Human error in avalanche terrain

I have a confession to make: I skied terrain in hazardous avalanche conditions beyond my better judgment. It was easy to do, nothing happened, but afterwards, thinking of what we did gives me pause. Let me set the stage:

The last week or so, the mountains around Anchorage have been getting a substantial amount of precipitation on top of a decent snowpack that had been in the deep freeze for a few weeks. This was a recipe for some serious instability as the new snow settled on a layer of surface hoar that had formed from the cold weather. A history of this recent weather can be found here.

Saturday Anchorage received about 6 inches of new snow and the surrounding passes (Hatcher, Turnagain) even more. Andrea and I decided to head up to Hatcher on Sunday. We brought our AT gear but only intended to go up to Gold Cord which features very low angle slopes with little slide risk. We brought our skating skis as backup just in case the weather was really bad.

Upon arriving, we saw many groups heading up Hatcher Pass proper to Mt. Hatch. We thought, what the heck, if everyone else is doing it, lets just see what it looks like. The weather was clearing, it looked like there was a foot or more of fresh light snow, and at least we could get a good workout on the skin up. Skinning up, there were plenty of signs of prior slides on all aspects (in AK in the winter, apparently the low angle sun makes all aspects pretty much the same in terms of heating/cooling risks). The real shocker was getting to the top of Mt. Hatch and seeing a large slab avalanche that had been intentionally set loose by a skier in April Bowl. Tracks lined both sides of the slide and some 20-30 skiers continued to drop lines through the bowl.
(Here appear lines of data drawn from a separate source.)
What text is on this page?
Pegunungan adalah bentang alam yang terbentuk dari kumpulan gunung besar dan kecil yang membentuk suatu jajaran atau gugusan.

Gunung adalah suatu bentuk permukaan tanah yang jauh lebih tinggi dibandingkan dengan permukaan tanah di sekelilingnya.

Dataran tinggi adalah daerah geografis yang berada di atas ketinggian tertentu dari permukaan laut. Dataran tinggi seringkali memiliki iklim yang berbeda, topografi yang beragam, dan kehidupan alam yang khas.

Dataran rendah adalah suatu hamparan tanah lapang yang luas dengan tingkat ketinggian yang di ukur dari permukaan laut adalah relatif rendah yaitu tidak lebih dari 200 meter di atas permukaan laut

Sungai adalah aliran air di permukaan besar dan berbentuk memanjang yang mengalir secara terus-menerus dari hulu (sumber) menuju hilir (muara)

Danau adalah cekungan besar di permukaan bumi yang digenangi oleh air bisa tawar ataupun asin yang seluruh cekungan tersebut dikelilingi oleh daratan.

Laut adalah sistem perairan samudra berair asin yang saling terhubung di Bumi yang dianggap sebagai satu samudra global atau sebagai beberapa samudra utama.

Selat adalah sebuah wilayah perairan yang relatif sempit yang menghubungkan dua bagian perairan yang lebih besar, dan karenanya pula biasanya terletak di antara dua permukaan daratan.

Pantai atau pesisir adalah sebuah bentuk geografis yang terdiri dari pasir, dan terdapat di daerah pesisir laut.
We debated skiing the ridgeline to the top of April Bowl for about five minutes before deciding it was not worth the risk. This was a good choice I think based on the apparent risks but hard because so many people had skied and were continuing to ski great lines down knee deep fluff in the bowl.

Our next choice was maybe not so good. We ended up taking two runs down a tracked section of the Back of Hatch, shorter, lower angle but still well within the "danger zone." Both of us felt more comfortable with this choice and nothing happened but I can't help but think we crossed a line we shouldn't have crossed. On the way back to the car, skiing through some very flat sections, we heard lots of whumping indicating the snowpack was not stable. I guess the point of this is to reflect on the choices we made on Sunday. We didn't go on a clearly dangerous slope even though "everyone else was skiing it" but we still couldn't resist the temptation of some really nice powder turns. Did we dodge a bullet? Who knows, I am proud that we stayed within our comfort level and experience level (is anyone every really "experienced" enough to ski in high slide risk areas? - don't trust them if they claim they are) but still more thinking and experience is needed.

I apologize we have no pictures of this truly epic day, the camera battery froze the first hour and could not be revived.